C’était absolument magnifique. Un peu angoissant parce qu’il avait pas mal de glaçons et la mer était aussi blanche que la neige… J’étais sur un petit bateau, un Espace 1000 pas vraiment conçu pour le passage du Nord-Ouest, plutôt prévu pour les calanques marseillaises ! A la barre pendant quatre heures, à se faire rincer. J’ai réalisé cette aquarelle quelques jours plus tard.


Beagle (aquarelle)

Gildas Flahault-Aquarelle : canal de Beagle«Beagle», aquarelle.Photo @ Gildas Flahault
C’est dans le canal de Beagle, en Patagonie argentine. J’aime bien cette image où il y a un glacier qui tombe dans la mer avec un voilier qui navigue au loin… La végétation et la roche sont très sombres et cela crée un contraste avec cette mer, ces bras de mer des canaux, très moutonneuse avec ces couleurs très puissantes qui n’existent que là-bas. C’est la fin des Andes qui vient mourir dans la mer : ce sont de sacrés morceaux de caillou !



La Courageuse (huile sur toile)

Gildas Flahault-Huile : La Courageuse«La Courageuse», huile sur toile.Photo @ Gildas Flahault
C’est une chaloupe sardinière de Douarnenez. C’est une vision imaginaire, encore une fois, avec une immatriculation du bateau du Guilvinec (GV 451) qui est totalement fantaisiste, mais qui représente une typographie liée à ces voiliers de travail, qui est très charmante, noir et blanc, très bretonne. Je trouve qu’elle a pas mal de caractère avec ce bateau au bon plein qui va vite, avec le patron qui tire sur sa barre : ça a l’air d’envoyer pas mal !



Sauzon (huile sur bois)

Gildas Flahault-Huile : Sauzon«Sauzon», huile sur bois, format de 1,20 mètre x 90 centimètresPhoto @ Gildas Flahault
L’horizon a complétement disparu, comme dans un monde «spatial» dans ce port à marée basse… On est hors du temps, comme si ce petit havre se trouvait sur une planète étrange quelque part dans le cosmos. Je la trouve très paisible : ça me rappelle mon enfance quand on allait à Sauzon faire les régates de la semaine de Belle-Île, avec le Muscadet.
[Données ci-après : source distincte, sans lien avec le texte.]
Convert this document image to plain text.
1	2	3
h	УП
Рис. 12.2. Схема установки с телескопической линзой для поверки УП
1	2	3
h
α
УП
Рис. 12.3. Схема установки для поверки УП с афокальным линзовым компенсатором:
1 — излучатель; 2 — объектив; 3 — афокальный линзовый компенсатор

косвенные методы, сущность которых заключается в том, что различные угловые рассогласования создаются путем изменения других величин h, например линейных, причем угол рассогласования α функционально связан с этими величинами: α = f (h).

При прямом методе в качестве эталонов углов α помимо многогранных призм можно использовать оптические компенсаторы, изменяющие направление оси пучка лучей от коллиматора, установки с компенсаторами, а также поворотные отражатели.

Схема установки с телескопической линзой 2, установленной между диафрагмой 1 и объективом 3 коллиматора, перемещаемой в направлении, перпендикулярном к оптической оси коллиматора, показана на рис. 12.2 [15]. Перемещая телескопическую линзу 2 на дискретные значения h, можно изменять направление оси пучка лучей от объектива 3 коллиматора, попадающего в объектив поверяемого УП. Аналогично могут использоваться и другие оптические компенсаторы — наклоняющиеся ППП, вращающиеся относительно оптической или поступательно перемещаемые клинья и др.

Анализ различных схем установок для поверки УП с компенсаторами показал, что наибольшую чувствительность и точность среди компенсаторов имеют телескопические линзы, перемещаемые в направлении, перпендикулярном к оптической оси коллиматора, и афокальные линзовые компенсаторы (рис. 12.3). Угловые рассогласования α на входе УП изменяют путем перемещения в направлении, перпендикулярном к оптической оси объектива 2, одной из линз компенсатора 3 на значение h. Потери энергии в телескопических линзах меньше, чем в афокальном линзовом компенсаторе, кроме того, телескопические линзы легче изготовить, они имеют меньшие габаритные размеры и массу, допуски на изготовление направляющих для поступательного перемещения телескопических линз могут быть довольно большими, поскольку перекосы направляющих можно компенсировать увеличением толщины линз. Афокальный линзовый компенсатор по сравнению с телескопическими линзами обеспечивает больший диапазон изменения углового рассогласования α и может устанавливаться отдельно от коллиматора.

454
On mouillait dans le port pour passer une partie de l’été, le bateau béquillé. C’est extraordinaire comme endroit ! Il a changé un peu maintenant avec ses mouillages organisés…



Rade de Brest (sérigraphies sur carte marine)

Gildas Flahault-Carte marine : Rade de Brest«Rade de Brest», sérigraphies sur carte marine, format grand aigle du SHOM.Photo @ Gildas Flahault
Le fond de carte est déjà colorié et j’ai ajouté trois écrans sérigraphiques : une mer un peu chinoise, une représentation de la mer qui est complétement intégrée dans la culture asiatique, qui évoque aussi la gravure, une mer onirique ! Il y a une jolie étoile, façon rose des vents jaune, et dessus, une espèce de sirène. Elle a des jambes et un corps de femme, avec ses seins et ses cheveu,x mais un buste et tête de poisson. Elle est en train de nager une sorte de crawl : un personnage un peu inquiétant, mais pas si dérangeant que ça… C’est une sirène «à l’envers» : généralement, elles ont des têtes de femme et des corps de poisson.



Sac d'étoiles (sérigraphies sur carte marine)

Gildas Flahault-Carte marine : Sac d"étoiles«Sac d’étoiles», sérigraphies sur carte marine, format grand aigle du SHOM, projection polaire.Photo @ Gildas Flahault
Encore un marin qui trimbale un sac ! C’est un peu un personnage de bande dessinée, qui fait penser à Corto Maltese, en moins chic… Il transporte un sac absolument énorme et rempli d’étoiles ! Cela fait partie du bagage des marins au long cours, ce contact qu’ils ont avec l’univers. C’est une sérigraphie sur une tâche jaune qui semble jaillir du sac. Dessous, il y a une carte peu commune de l’Atlantique Nord, puisqu’elle est destinée à la navigation orthodromique, du pôle Nord jusqu’à l’équateur.



Bassin Ouest de la Méditerranée (encre et sérigraphie sur carte marine)

Gildas Flahault-Carte marine : Bassin Ouest de la Méditerranée«Bassin Ouest de la Méditerranée», encre et sérigraphie sur carte marine, format grand aigle du SHOM.Photo @ Gildas Flahault

Il est question du golfe du Lion, des Baléares, de la Corse et de la Sardaigne… J’ai peint directement sur la carte un marin un peu mythologique avec son gros sac sur l’épaule. Et sur ce sac, j’ai appliqué une sérigraphie qui représente le buste d’un jeune garçon breton avec son béret à partir d’une photographie qui doit dater des années 1920. Ce gamin en rouge crée une histoire : c’est le marin dans sa jeunesse, c’est son fils… Il y a un côté affectif qui s’impose immédiatement.